詳細は省くが、江永泉さんとひと悶着あった。

約1年前、『反逆の神話』を読んで調子こいてたのは確かだ。でもそれだけではない。そもそも2020年頃まで私自身が明らかに反抗的な人間で、上司と衝突してはすぐ仕事を辞めていた。会社なんて搾取の道具でしかなく、上下関係は不当な抑圧でしかない。当然、威圧的に振る舞う上司は悪でしかない。だから納得いかないことに反抗して会社を辞めることは、社会のためになる善行でもある。このような認識でいた。30後半という自分の年齢を考えると、よくここまで(色んな方面への流れ矢を配慮したやわらかな表現で言えば)「未成熟」なまま生きてこれたと思う。この時期までなら、『ブルシット・ジョブ』やマルクス主義系の資本主義批判本の内容を、快く思ったことだろう。
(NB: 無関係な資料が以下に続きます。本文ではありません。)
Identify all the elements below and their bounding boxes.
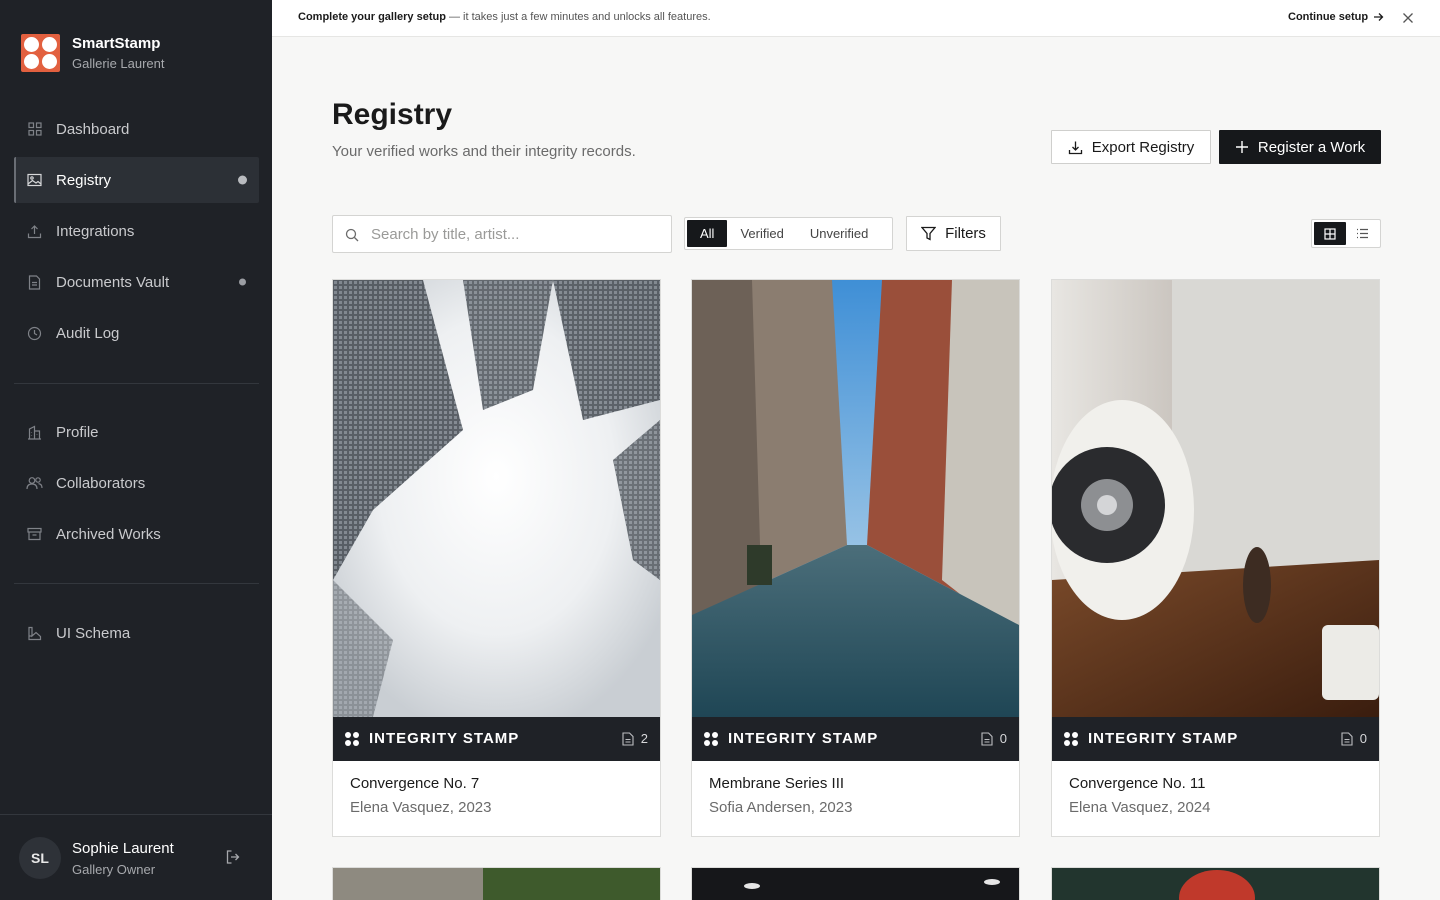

『反逆の神話』を読んだのは、いつも仕事が続かないのは、自分の振る舞いのせいもあると反省を感じ出し、変わろうと思った頃だった。私の周囲には、発達障害や性的指向といった周縁的アイデンティティの探究や表明に熱心な人や、左翼活動家や、周縁的で、不安定な職に就く人たちがいた。かれらも私のように「自由」を好み、束縛を嫌い、社会への反抗的な気質を発揮しているようだった。これはどうやっても非難になるので最小限に留めるが、そうした人々の生活は、とても不安定に見えた。またときに自分のアイデンティティへの抑圧を自分の不幸の理由にすることは、より大きな自尊心を維持するためや、妥協し歩み寄らない「甘え」の正当化にも見えた。確かに会社や社会の作法にしたがって、自尊心や主張を引っ込めるのは楽しくない。ときに不当な抑圧もある。しかし多くの「普通の」人間も、色々込みで我慢しながら生きている。妥協して協調して働いて金を貰わないと生きていけない。また罪のない同僚への迷惑も生じうる。

こうした背景から、『闇の自己啓発』の宣伝や一部の内容には、昔の自分を否定する気持ちもあって強く批判していた。優越感ゲームもあったが、上記のようにそれだけではなかった。

生きていくために多少の我慢をすることや、ある程度の協調性は大事だと思っている。

だがそれにしても、私があれだけ嘲笑的な批判記事を書いたのは、どこまで正当化できるのかな、と今は疑問に思う。「協調が大事」という信条にも反している。闇自己周辺の方々に嫌われるとしたら、当然の報いだろう。

(大雑把に言って)アナキズム系の生き方は、ごく少数の人しか助からない。上手く行かないと信じている。とはいえ例えば樋口恭介さんには人として好ましく感じることが多く、自分でもどう接すればよいか中々難しい。話を広げると、カウンターカルチャーとキャンセルカルチャーだと前者のほうが思考に共感できる事が多いが、私は保守的なのだろうか。慎重に考えたい。

またなにより、私が論敵の方々に不愉快な態度を取ったことを、誰かが非難するのは正当である。恐らく、慎もうと思ってもこれからもそうした態度を取ることがあるだろう。そのとき、「自分は不愉快な事をした」という自覚はしたい。